< Back
Bhakta Bhaskar, Wooden Dolls
Address: Vill : Natungram
P.O: Patuli
P.S: Purbasthali
West Bengal

65 year old Bhakta Bhaskar is one of the senior most master traditional artisans of Natungram village in Bardhaman, famed for its wooden dolls. There is no recorded history with respect to the origins of the wooden dolls of Natungram or when a group of Sutradhars ( traditional wood carvers and also clay image makers) settled in this village. The seventy odd traditional wood carving families who continue to sustain themselves on this craft in Natungram, have been doing so for many generations. Of these, it is only twenty to twenty-five families who focus only on traditional doll making. The rest make doors, windows and furniture. 
Bhakta learnt his craft from the elders in his family of master craftsmen. Having lost his father as a child, his guru was his uncle Shambhunath Sutradhar, a recipient of the National Handicrafts Award in 1966. The family changed their title to Bhaskar after Shambhunath received his award. Bhakta also learnt from his elder brother Jibanananda, also a master artist and a State Award winner.

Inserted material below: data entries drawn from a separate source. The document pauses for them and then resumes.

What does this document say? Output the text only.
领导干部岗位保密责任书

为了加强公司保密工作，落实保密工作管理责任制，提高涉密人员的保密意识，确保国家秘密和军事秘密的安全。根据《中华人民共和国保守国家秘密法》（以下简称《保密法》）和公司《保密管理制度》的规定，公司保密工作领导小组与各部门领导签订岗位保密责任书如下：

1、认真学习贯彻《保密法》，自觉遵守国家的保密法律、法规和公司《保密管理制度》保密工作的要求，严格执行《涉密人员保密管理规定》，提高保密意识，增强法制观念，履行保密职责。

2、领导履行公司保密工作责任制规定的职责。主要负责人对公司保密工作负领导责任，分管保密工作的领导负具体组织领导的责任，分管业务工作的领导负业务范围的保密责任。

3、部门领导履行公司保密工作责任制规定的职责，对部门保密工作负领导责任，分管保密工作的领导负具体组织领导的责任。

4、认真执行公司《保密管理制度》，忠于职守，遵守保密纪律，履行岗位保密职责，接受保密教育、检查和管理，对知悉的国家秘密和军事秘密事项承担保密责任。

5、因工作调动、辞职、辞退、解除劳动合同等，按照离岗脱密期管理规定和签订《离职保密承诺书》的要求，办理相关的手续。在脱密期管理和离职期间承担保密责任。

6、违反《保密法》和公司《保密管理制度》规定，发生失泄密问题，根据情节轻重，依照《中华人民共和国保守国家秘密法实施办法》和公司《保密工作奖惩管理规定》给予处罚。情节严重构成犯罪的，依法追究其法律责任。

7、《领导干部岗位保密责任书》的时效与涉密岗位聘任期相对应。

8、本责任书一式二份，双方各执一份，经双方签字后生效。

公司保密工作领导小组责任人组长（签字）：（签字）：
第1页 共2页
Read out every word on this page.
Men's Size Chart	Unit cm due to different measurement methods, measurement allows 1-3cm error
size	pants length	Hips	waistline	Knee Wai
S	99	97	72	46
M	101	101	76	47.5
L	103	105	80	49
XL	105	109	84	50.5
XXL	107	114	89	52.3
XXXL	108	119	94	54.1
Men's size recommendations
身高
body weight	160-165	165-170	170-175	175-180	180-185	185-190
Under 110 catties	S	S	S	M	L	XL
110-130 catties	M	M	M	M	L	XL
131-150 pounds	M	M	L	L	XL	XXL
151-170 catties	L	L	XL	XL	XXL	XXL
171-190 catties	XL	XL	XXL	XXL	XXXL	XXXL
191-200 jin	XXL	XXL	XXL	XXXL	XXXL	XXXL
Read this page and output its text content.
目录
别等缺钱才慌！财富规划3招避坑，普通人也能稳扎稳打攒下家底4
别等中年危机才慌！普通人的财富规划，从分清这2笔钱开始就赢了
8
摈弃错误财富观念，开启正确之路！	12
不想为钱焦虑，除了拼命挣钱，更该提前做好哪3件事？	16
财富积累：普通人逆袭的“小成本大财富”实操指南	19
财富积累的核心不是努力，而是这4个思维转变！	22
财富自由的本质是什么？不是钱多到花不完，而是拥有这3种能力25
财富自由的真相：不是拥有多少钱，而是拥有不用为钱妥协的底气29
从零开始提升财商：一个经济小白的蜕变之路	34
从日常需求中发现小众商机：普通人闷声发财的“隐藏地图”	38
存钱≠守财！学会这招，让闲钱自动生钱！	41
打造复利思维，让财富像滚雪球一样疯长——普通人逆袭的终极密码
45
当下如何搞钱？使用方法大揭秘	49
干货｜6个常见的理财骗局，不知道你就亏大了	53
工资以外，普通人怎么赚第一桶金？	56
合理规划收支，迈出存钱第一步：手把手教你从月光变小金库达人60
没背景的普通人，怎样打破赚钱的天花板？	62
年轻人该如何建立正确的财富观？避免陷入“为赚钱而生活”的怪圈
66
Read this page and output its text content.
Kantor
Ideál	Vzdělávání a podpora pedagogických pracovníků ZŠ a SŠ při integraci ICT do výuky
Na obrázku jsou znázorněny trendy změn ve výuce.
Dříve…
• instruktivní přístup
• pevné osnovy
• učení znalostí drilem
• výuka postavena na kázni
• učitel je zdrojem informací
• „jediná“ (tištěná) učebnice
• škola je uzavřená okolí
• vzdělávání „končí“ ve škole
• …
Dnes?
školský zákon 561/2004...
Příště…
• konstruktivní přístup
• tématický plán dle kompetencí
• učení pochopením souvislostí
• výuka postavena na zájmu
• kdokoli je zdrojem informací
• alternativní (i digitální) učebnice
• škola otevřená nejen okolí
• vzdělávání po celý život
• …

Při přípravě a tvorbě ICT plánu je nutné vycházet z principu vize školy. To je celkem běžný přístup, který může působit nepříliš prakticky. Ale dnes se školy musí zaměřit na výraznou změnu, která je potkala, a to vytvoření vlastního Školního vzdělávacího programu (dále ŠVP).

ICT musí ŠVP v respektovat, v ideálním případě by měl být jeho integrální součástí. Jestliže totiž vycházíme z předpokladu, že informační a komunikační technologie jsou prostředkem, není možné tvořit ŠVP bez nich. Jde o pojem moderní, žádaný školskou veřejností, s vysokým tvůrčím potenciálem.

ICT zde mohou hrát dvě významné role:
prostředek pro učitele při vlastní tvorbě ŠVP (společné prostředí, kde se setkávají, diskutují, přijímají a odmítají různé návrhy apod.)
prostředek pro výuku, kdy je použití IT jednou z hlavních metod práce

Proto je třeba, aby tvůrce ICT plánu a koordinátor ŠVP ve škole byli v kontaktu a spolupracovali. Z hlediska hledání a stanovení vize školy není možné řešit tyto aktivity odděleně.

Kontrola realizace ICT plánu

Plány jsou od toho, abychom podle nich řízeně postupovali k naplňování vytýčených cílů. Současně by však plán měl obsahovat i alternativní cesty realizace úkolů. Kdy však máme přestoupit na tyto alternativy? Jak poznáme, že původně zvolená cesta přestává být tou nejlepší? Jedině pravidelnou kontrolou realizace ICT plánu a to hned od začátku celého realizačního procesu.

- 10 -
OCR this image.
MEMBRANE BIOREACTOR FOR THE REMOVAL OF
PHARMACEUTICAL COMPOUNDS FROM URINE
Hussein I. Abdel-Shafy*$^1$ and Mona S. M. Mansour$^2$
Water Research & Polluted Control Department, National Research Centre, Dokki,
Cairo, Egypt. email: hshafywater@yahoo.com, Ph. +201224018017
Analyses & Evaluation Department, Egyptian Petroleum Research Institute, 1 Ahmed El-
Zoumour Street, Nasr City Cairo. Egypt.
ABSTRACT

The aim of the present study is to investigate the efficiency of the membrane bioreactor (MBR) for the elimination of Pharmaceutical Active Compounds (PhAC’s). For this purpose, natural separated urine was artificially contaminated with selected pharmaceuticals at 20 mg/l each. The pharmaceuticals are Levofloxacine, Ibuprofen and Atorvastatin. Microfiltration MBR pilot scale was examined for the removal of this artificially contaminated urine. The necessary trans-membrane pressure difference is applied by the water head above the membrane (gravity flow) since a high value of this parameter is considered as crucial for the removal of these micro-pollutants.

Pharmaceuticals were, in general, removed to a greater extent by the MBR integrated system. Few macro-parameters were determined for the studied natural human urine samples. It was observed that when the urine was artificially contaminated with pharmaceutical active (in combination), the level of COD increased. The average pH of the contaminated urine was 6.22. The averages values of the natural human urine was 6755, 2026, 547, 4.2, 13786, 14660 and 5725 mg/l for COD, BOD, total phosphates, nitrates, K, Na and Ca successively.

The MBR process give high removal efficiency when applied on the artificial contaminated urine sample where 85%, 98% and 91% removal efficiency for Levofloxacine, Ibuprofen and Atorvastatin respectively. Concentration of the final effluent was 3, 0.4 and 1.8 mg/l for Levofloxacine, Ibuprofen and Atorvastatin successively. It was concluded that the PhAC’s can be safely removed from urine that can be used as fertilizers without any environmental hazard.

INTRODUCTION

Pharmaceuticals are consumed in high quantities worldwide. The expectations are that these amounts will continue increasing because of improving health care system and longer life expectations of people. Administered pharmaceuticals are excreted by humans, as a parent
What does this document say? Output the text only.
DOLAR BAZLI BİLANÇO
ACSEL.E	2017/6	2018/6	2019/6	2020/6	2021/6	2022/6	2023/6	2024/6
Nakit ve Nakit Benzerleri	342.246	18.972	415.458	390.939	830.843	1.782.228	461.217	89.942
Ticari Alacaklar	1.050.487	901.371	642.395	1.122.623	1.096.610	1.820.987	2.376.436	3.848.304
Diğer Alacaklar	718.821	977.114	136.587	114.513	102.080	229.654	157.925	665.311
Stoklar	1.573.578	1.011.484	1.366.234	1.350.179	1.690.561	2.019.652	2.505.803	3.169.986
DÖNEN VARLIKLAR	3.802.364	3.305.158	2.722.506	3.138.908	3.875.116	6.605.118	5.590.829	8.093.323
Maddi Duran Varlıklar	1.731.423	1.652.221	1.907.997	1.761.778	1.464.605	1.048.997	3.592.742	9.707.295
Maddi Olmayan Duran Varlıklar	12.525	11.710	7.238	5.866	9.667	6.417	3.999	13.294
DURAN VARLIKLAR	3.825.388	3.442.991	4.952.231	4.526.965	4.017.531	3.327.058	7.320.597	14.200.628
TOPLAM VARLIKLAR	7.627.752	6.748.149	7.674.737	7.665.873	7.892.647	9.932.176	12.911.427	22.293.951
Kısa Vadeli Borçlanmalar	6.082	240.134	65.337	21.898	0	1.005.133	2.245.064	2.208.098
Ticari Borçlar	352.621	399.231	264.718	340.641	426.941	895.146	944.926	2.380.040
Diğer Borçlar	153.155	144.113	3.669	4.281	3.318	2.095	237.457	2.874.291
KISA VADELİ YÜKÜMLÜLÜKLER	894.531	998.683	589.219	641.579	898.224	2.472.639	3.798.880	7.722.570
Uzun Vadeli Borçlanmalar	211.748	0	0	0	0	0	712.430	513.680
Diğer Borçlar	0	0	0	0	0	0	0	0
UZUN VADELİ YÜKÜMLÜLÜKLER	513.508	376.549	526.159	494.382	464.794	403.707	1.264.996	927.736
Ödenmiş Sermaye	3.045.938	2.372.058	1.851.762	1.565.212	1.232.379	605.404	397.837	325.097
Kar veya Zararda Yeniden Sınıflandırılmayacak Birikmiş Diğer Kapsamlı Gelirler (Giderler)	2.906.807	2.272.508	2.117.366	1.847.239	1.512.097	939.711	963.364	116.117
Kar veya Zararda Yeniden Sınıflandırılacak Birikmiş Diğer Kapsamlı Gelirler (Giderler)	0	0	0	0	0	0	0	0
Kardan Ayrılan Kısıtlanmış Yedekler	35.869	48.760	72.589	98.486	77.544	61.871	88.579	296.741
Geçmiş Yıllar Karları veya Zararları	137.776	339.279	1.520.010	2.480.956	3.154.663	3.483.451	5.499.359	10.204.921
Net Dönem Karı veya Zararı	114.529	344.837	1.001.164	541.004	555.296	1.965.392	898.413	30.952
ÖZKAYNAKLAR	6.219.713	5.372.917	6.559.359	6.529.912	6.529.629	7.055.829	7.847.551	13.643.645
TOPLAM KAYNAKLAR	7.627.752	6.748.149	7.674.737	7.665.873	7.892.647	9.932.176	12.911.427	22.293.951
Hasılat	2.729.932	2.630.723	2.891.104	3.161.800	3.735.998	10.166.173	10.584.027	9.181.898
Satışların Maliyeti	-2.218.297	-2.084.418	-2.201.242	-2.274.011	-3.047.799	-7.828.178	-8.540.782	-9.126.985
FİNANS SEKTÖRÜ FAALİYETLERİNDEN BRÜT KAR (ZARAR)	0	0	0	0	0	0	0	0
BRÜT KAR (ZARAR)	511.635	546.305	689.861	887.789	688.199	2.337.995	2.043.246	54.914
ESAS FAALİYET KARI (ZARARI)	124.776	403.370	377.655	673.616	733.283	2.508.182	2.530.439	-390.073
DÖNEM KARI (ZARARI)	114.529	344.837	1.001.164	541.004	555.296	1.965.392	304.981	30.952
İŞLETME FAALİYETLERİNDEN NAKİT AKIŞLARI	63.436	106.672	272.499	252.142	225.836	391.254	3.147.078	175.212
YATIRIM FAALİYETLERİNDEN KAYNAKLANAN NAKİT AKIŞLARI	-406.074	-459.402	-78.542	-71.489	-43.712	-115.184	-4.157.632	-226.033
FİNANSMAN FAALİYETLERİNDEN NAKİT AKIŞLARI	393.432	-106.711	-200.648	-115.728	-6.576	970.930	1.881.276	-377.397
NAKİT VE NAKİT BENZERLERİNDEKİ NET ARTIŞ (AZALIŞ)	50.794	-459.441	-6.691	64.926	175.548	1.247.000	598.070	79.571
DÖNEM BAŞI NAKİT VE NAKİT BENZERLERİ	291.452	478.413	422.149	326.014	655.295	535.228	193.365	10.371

In the sixties, the craftsmen of Natungram, living on the edge of society, would sell their cheap, simple dolls, bou putuls, owls and raja-rani,  to local fairs and festivals in an attempt to eke out a less than modest living. A young Bhakta would accompany his father and uncle to such fairs.  Their circumstances were dire, to say the least. 

It was around this time that Prabhas Sen, a champion of the cause of folk art and crafts throughout his life, and head of Regional Design Centre, under the (now defunct) All India Handicrafts Board , Government of India, discovered and began to actively promote Shambhunath and the craft of Natungram. This immediately elevated the status of Shambhunath and his family. It was also Prabhas Sen who was the inspiration behind the current, popular avatar of the famed Natungram owl. The earlier form was rather different. The Natungram owl soared in popularity and this provided a launching pad for the craft of the village. This then was the background against which a young Bhaskar learnt his skills, constantly encouraged by Prabhas Sen.
Quickly mastering his craft, Bhaskar was chosen to participate in the renowned Festival of India in 1986, which showcased the richness of India’s folk culture in the USA. He spent six months at Philadelphia, New York and Washington as part of the Crafts Council of West Bengal team and fondly remembers the fabulous experience that he had. The exhibition at Philadelphia was called Mahamaya and this exhibition and demonstration of ten crafts from Eastern India was part of Philadelphia’s celebration of the Festival of India. Bhakta had carried a 3 foot Ardhyanarishwar as his main exhibit. The event was a huge success for all the participants and sales went through the roof. Bhakta recalls being invited to sing by Ruby Pal Choudhury at the inauguration ceremony at Philadelphia. Bhakta feels that he owes his passion for singing to his elder uncle who, unlike the sculptors in his family, was devoted to folk music instead. Back home, Bhakta’s popularity soared. 

Bhakta has also closely collaborated with Rajiv Sethi, noted internationally for his innovative contribution to preserving and celebrating the subcontinent’s rich cultural heritage. Bhakta was part of a team of artists from West Bengal whose work adorn the Jaye He museum at Mumbai T2 airport – the brainchild of Sethi.

Winner of numerous awards at district and state level as well as from reputed institutions, Bhakto carries on with his craft, helped by his wife who does the painting.  His two sons Aukkhoy and Srikanto continue the family tradition as well. Bhakto also owns a small plot of land which yields sufficient rice for the family’s consumption and is of support during lean seasons. But Bhakta has an axe to grind. He wonders why a master artist/artisan has to resort to farming. He strongly feels the current governmental system should be tweaked to give them their due respect and recognition beyond the certificate or award handed out to them. Even the pension given to them ought to be graded on the basis of their standing in the craft, he feels. Perhaps the skill of the masters should become part of the education system.